Bereits 1984 veranstaltete das Textile Museum in Washington eine Ausstellung tibetischer Teppiche, eine allererste Übersicht dieses Genres aus dem Besitz einer kleinen Gruppe früher, enthusiastischer, meist US-amerikanischer Sammler dieser damals noch höchst exotischen Objekte. Den bemerkenswerten und heute immer noch wichtigen und lesenswerten Katalog „Temple, Household, Horseback: Rugs of the Tibetan Plateau“ schrieb damals Diana K. Myers, die 1981 die „Tibetan Rug Association“ mitbegründet und in Jahren intensiver Feldforschung viele wichtige Informationen aus Interviews mit tibetischen Flüchtlingen gewonnen hatte. In dem vor kurzem erschienenen Buch des seit Jahrzehnten in Singapur lebenden Geschäftsmannes und leidenschaftlichen Sammlers Claudio Mariani über seine ca. 300 Exemplare umfassende Sammlung tibetischer Teppiche begegnen wir Diana K. Myers erneut als Autorin. Und so gerät dieses Buch mit umfassenden Ausführungen über die Geschichte, den Gebrauch, das Alter, das Design und die Struktur tibetischer Teppiche zu einem aktuellen Leitfaden für dieses spannende aber auch anspruchsvolle Sammelgebiet.

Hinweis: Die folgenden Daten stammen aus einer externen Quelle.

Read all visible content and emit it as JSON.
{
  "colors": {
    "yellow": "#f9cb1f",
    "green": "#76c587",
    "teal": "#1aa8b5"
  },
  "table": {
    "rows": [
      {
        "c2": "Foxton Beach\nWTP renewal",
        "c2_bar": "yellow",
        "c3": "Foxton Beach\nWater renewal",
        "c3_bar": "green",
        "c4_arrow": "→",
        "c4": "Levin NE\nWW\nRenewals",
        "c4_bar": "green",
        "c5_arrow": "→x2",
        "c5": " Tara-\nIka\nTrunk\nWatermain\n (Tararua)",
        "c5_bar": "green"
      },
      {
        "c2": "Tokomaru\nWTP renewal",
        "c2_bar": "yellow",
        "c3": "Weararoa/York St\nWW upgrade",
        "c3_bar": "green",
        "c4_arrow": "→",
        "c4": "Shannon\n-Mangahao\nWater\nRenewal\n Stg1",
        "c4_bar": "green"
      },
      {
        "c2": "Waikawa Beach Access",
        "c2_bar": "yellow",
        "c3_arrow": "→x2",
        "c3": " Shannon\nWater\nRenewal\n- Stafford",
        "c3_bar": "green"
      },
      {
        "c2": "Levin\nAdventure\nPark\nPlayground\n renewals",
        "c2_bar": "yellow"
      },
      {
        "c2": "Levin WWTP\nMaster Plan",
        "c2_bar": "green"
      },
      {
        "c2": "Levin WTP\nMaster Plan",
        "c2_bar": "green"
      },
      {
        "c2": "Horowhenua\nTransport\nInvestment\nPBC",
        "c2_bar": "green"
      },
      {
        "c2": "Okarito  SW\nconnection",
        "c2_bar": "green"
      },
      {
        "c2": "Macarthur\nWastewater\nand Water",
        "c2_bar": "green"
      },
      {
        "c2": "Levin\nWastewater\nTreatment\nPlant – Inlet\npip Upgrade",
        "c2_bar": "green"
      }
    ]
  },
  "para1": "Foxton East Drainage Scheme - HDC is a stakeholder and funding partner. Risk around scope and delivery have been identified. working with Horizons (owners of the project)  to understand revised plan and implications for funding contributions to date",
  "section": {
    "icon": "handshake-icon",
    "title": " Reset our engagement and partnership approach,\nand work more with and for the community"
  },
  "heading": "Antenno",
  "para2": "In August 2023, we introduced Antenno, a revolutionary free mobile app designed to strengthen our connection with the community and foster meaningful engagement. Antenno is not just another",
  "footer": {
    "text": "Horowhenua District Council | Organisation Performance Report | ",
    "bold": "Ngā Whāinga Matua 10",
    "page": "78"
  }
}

„Discovery of Tibetan Rugs“ ist auch die Geschichte einer Leidenschaft, die 1989 mit dem Erwerb eines Sattelteppichs mit der Darstellung eines Schneelöwen – des tibetischen Wappentieres – in Singapur begann, die eine nie versiegende Neugier bei dem Sammler Claudio Mariani weckte und die nun mit einer in 25 Jahren des Sammelns, Reisens und Forschens geschaffenen Kollektion einen repräsentativen Einblick in die Welt des tibetischen Teppichs ermöglicht. Einhundertdreiundfünfzig ausgewählte Stücke der Sammlung, farblich und drucktechnisch einwandfrei wiedergegeben, oft mit Detailabbildungen und seitengroßen Ausschnittvergrößerungen präsentiert, verblüffen vor allem durch die schier unglaubliche Vielfalt der Muster, deren keines dem anderen gleicht. Das Designspektrum reicht von streng geometrisch bis barock verspielt, von unifarben bis zu gewagten Farbkombinationen, von der Darstellung von Lotusblumen, Chrysanthemen und Pflaumenblüten oder von Tieren, wie Vögeln, Tigern und Drachen und andern mehr bis zu buddhistischen und daoistischen Symbolen. Mit oder ohne Bordürenrahmen, mit einem oder mehreren Medaillons, zentriert oder im unendlichen Rapport ergeben sich immer wieder neue und überraschende Einblicke in einen von keinen religiösen oder dogmatischen Überlieferungen oder Zwängen eingeengten Freiraum tibetischer materieller Kultur. Tibetische Teppiche sind, ganz im Gegensatz zu der reichen aber strengen darstellerischen Regeln unterworfenen religiösen Kultur des tibetischen Buddhismus, der Malerei, der Plastik und der Kultgegenstände, eine Spielwiese der Kreativität, Phantasie und einer in langer Tradition gewachsenen technischen Perfektion und Raffinesse.

Mit dem angesichts der Vielfalt von Mustern, Musterelementen und deren Kombinationen problematisch erscheinenden Versuch der Autoren, die Teppiche der Sammlung Mariani nach ihrem Design, ihrem Gebrauchszweck und schließlich ihrer Struktur einzuordnen, stellt sich die Frage, wie man es denn besser oder richtiger machen könnte. Nach Auffassung des Rezensenten dürfte dem Thema neben dem offensichtlichen Unterscheidungsmerkmal der Struktur (Knüpfteppiche, Wangden Drumze, Tsuktruks) eine Ordnung nach Alter des Teppichs und dem Stil des Designs am besten gerecht werden. Jedoch: Zu wenig ist bekannt, um das Alter tibetischer Teppiche, zumal dann, wenn sie nach ihrem Erscheinungsbild dem 19. Jahrhundert „oder früher“ zuzuordnen sind, einigermaßen zuverlässig zu bestimmen. So sind auch Claudio Mariani und Diana Myers äußerst vorsichtig und zurückhaltend, wenn es um Altersbestimmungen geht. Das Buch endet dann auch mit dem Hinweis, dass zum Thema noch großer Bedarf für seriöse Forschung besteht und mit der Hoffnung, dass die bis heute in Tibet kaum praktizierte Archäologie neue Erkenntnisse bringt. Was mögen wohl die noch nicht geöffneten Gräber der Yarlung Könige aus dem späten ersten Jahrtausend unserer Zeitrechnung im südlichen Zentraltibet für Geheimnisse bergen? Werden es auch Teppiche sein?